US REJECTS DRUG ESPIONAGE CLAIM
THE United States has rejected charges by Venezuelan President Hugo Chavez that US drug agents were spying on his country and accused Caracas of flagging cooperation in the fight against narcotics trafficking.
"The accusations that somehow the (US) Drug Enforcement Agency is involved in espionage are baseless," said Deputy State Department spokesman Adam Ereli. "There's no substance or justification for them."
Mr Ereli also described as "regrettable" Mr Chavez's announcement that Venezuela was going to end cooperation with the DEA and said "failure to cooperate only benefits narco-traffickers."

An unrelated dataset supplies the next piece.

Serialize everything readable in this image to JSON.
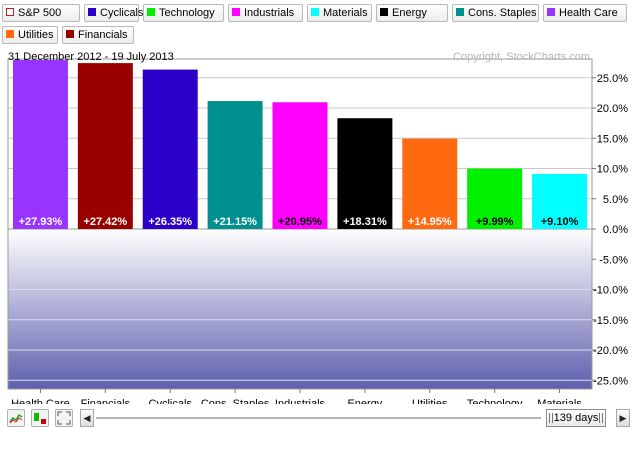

Mr Chavez, a frequent critic of the US government, said that "the DEA has used the pretext of fighting drug trafficking ... to spy on Venezuela's government."
His comments came after Washington stepped up its criticism of Venezuela in recent weeks, accusing it of actively funding efforts to destabilise its Latin American neighbors.
Mr Ereli said Mr Chavez's remarks were meant to deflect attention from what he called "a steady deterioration in the government of Venezuela's commitment" to fighting narcotics trafficking in recent months.
"I think it's pretty clear to us that the motivation for this is not the accusation itself or not what they state is the problem," the US spokesman said.
"The motivation is an effort to detract from the government's increasingly deficient record of cooperation."